Abandonó el sillón y fue a la ventana. Subió en una silla, levantó cautelosamente la claraboya y se asomó. Había estado nevando todo el día y sobre la nieve, muy cerca de ella, vio acurrucada una pequeña figurita temblorosa, cuya carita oscura empezó a hacer muecas lastimeras al verla cerca de ella.
—¡Es el monito! —exclamó—. Se ha escapado del cuarto del láscar y viendo luz aquí…
—¿Va a dejarlo entrar, señorita? —preguntó Becky corriendo a su lado.
—Sí —contestó Sara, gozosa—. Hace demasiado frío ahí a la intemperie para un mono, pues son animalitos muy delicados. Voy a atraerlo para que venga.
Sara extendió su mano, evitando hacer movimientos bruscos y hablándole con esa vocecita dulce como cuando hablaba con Melquisedec o los gorriones.
—Ven acá, monito querido —susurró—; no te haré daño.
El monito intuyó que la niña no había de hacerle daño, y lo sabía aun antes de que ella le pusiera su mano suave y acariciadora sobre la cabecita, atrayéndole luego hacia ella. Sentía comprensión y cariño como entre las hábiles manos oscuras de Ram Dass. Permitió que lo alzase para pasarlo por la abertura, y cuando se encontró en sus brazos, se acurrucó contra su pecho, asiéndose amistoso de un rizo de su cabellera.
—¡Monito lindo… monito lindo! —lo mimaba Sara.
—No es muy bonito. ¿Qué hará usted con él? —preguntó Becky.

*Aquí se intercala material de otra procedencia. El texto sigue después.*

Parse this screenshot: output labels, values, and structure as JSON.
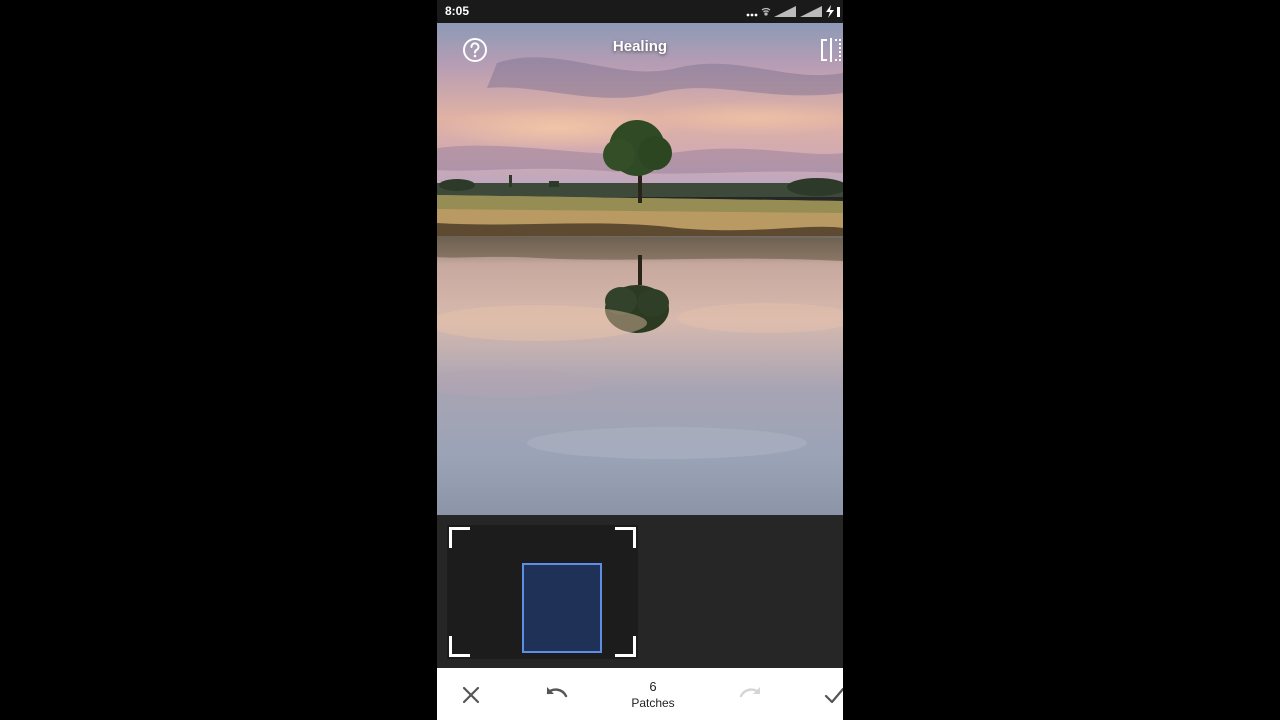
{
  "status_bar": {
    "time": "8:05",
    "icons": [
      "more-dots-icon",
      "wifi-icon",
      "signal-icon",
      "signal-icon",
      "charging-icon"
    ]
  },
  "editor": {
    "title": "Healing",
    "help_icon": "help-circle-icon",
    "compare_icon": "compare-split-icon"
  },
  "patches": {
    "count": "6",
    "label": "Patches"
  },
  "toolbar": {
    "cancel_icon": "close-icon",
    "undo_icon": "undo-icon",
    "redo_icon": "redo-icon",
    "apply_icon": "check-icon"
  },
  "colors": {
    "accent": "#5b8fe6",
    "panel": "#262626",
    "toolbar": "#ffffff"
  }
}
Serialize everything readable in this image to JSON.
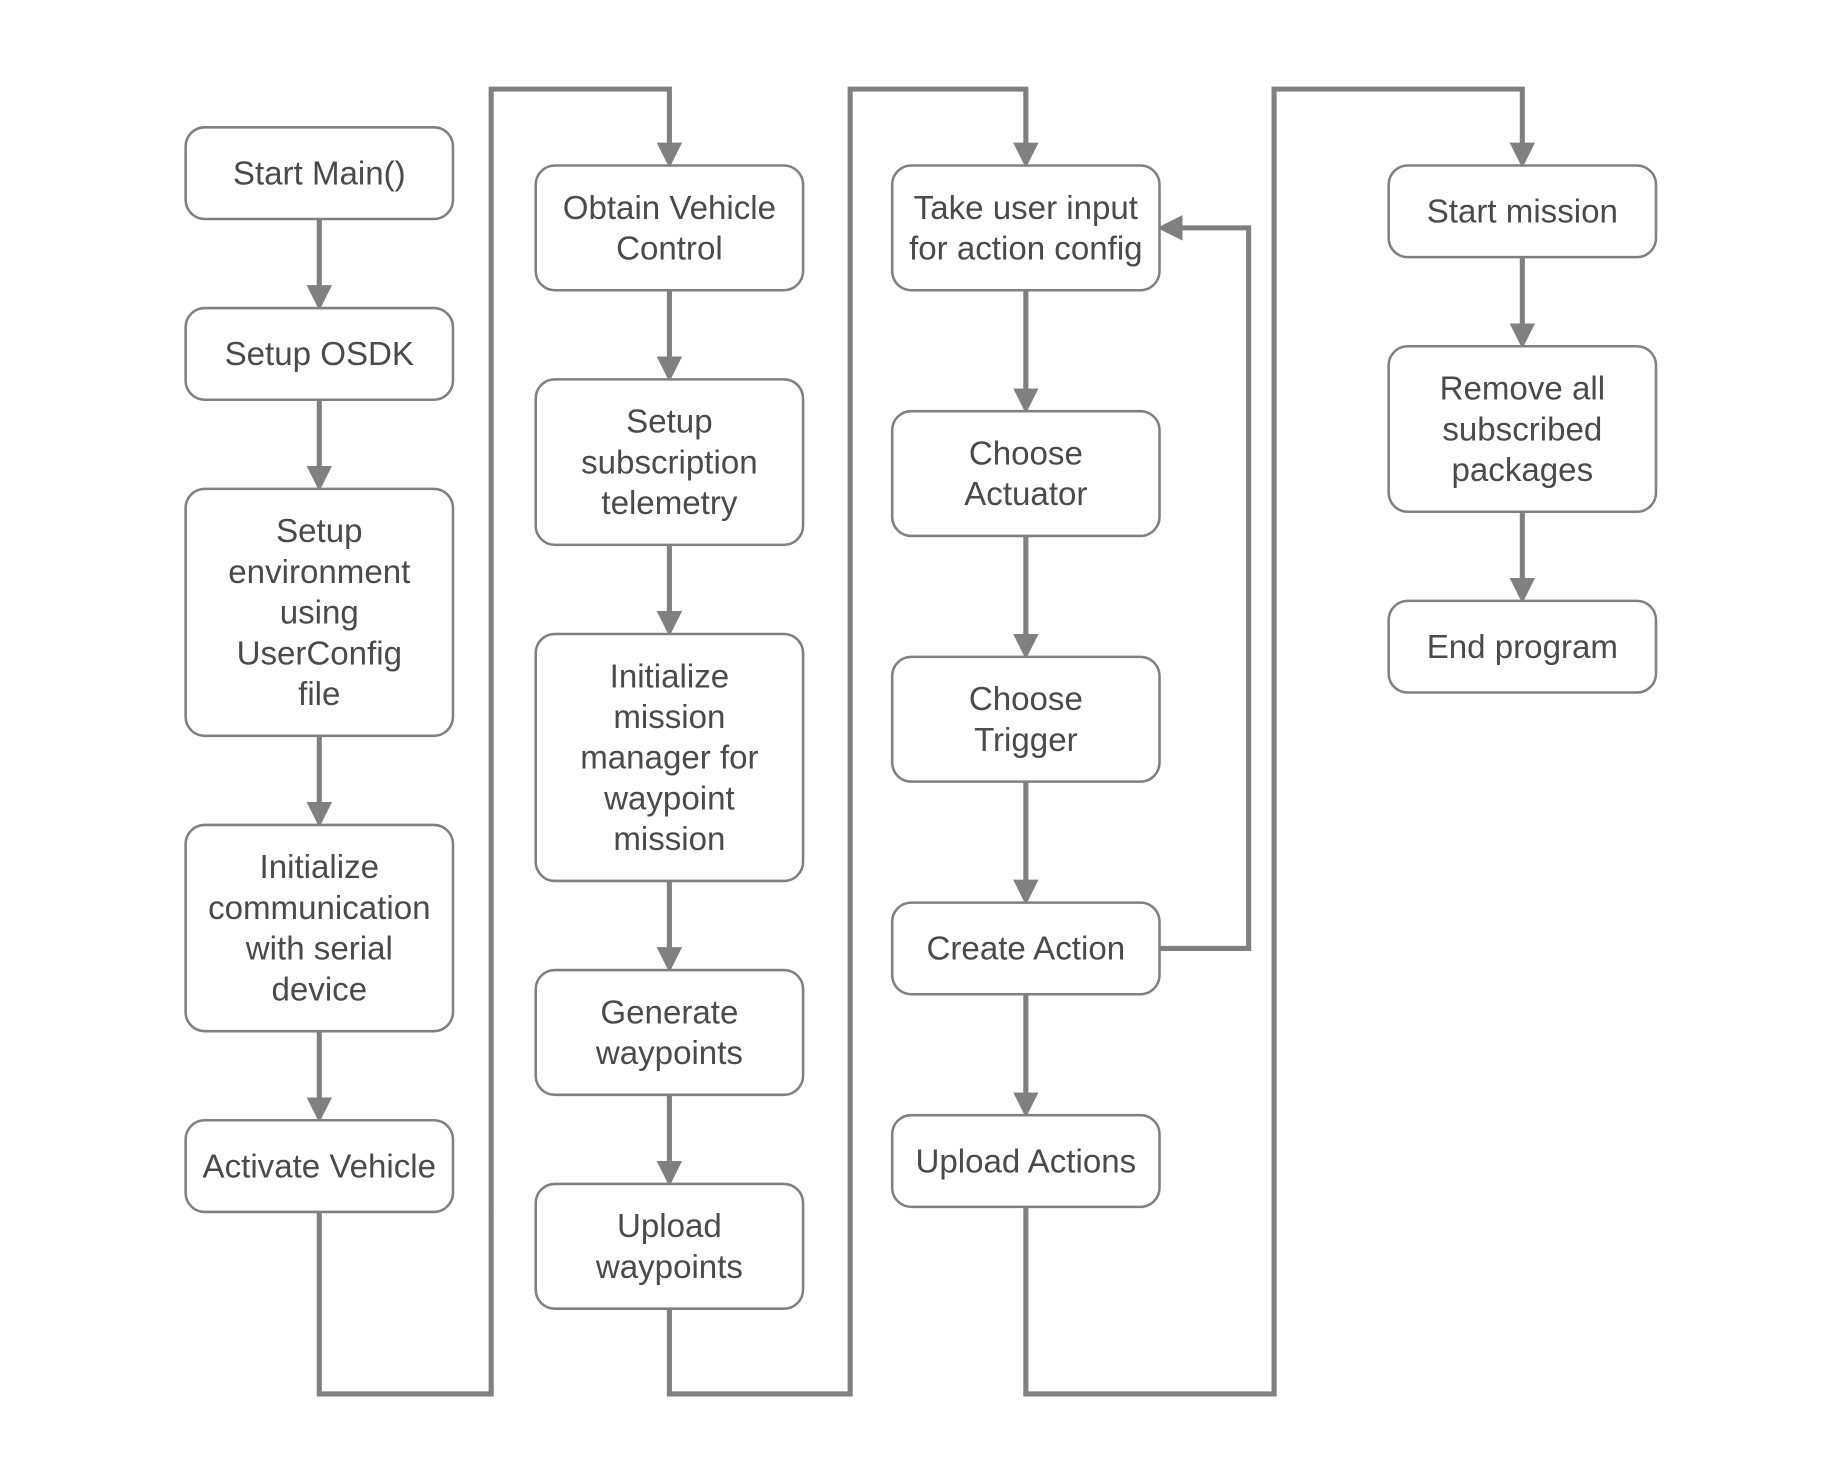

—Lo dejaré dormir conmigo esta noche, mañana se lo devolveré al caballero venido de la India. Lamento tener que devolverte, monito; pero tienes que irte. Tú debes querer más a tu propia familia, y yo no soy un pariente verdadero.
Cuando ella se fue a dormir, le hizo un lugar a los pies de la cama, y él, hecho un ovillo, durmió allí como si fuese una guagua de verdad.